Daily Mail

Patience is the key to surviving wild WACA

- by NASSER HUSSAIN @nassercric­ket

IALWAYS loved playing at Perth. The pitch was the fastest in the world game, the bounce was like a trampoline and it was cricket in the raw. But you needed a bit of ticker to succeed there — and you needed to use your brain.

The WACA surface may not be quite as lightning fast as it once was, but the chances are it will still be the fastest thing most of the England team have ever encountere­d. And for batsmen, bowlers and fielders alike, that presents some serious challenges.

As I mentioned the other day, batsmen have to give themselves longer to get in than on most normal surfaces.

If that means giving the first 40 minutes to the bowler, so be it. It’s vital you gauge the conditions before playing too many big shots.

Straight- bat shots work well, because the pace of the pitch is such that even a gentle push back past the bowler can disappear through mid-off or mid-on for four.

And the cross-bat strokes are usually good value too: if the bowler drops short, you have a great chance to get going with a cut or pull or even an uppercut.

The problem comes when you start playing with an angled bat, which is an old trap for English players. Back home, the ball may hit the middle of a bat angled at 45 degrees. At Perth, the extra couple of inches’ bounce means the same stroke risks providing a catch to the slips. James Vince, in particular, will need to be careful after the way he got out in Adelaide.

For the bowlers, the trick is not to get sucked in to dropping too short.
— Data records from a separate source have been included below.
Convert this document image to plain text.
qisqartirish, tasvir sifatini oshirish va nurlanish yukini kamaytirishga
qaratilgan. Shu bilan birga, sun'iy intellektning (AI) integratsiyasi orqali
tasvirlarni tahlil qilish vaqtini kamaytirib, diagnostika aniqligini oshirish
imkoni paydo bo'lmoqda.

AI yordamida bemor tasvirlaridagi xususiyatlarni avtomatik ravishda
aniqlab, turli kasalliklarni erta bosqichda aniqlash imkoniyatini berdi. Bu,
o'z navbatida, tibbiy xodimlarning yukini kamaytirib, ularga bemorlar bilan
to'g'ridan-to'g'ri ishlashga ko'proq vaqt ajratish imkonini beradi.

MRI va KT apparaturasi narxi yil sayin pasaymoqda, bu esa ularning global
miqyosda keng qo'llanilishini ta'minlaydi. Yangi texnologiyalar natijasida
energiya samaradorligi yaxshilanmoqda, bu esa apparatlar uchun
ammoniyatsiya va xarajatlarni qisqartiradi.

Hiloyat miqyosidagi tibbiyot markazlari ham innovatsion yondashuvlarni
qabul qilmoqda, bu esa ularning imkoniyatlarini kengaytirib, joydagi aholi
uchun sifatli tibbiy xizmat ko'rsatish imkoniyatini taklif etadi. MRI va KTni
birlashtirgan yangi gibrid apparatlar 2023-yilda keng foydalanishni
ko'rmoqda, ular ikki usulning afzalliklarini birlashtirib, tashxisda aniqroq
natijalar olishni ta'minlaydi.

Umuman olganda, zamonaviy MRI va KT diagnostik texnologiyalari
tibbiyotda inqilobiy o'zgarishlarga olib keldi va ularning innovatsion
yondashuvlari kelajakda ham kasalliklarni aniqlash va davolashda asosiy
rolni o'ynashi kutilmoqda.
It’s easy to get giddy with the bounce and try to push the batsman on to the back foot. But a good length is still the best length, even at the WACA. Not many English bowlers I can remember nailed that perfect Perth length, although Alex Tudor grasped it well on his Test debut in 1998-99, when he removed both Waugh twins. On another occasion, in a warm-up game there, Angus Fraser aimed back of a length, which was his natural length, and got easily cut and pulled by Ryan Campbell. To thrive at the WACA, you have to think on your feet.

Then there’s the slip fielding. We used to stand back a couple of yards because of the extra bounce and then get into a muddle about whether we should take catches with our fingers pointing down, which is the English way, or up, which is the Australian way.

Someone like Ricky Ponting used to make it look easy, bending his knees and taking catches at chest height with his fingers pointing up. But for English fielders this is not so easy.

The ‘Fremantle Doctor’, the breeze which blows in across the ground from fine leg after lunch, also adds to the unique nature of the place.

It’s something England might be able to use to get the lateral movement which makes their attack so much more dangerous.

I’d be tempted to give Jimmy Anderson first crack into the ‘Doctor’, because it could assist his swing. But Joe Root (below) may also decide to get a guy like Craig Overton to do some of the donkey work into the breeze.

Above all, England have to relish the challenge in front of them. They have not beaten Australia there since the 1978-79 tour, which tells you what an alien place it is for the average county cricketer.

But if their bowlers don’t get carried away with the bounce, and their batsmen cut out those angled-bat shots, they can give Australia a run for their money. Now is the time to put all the off-field nonsense of the past week or two behind them and show the world they mean business.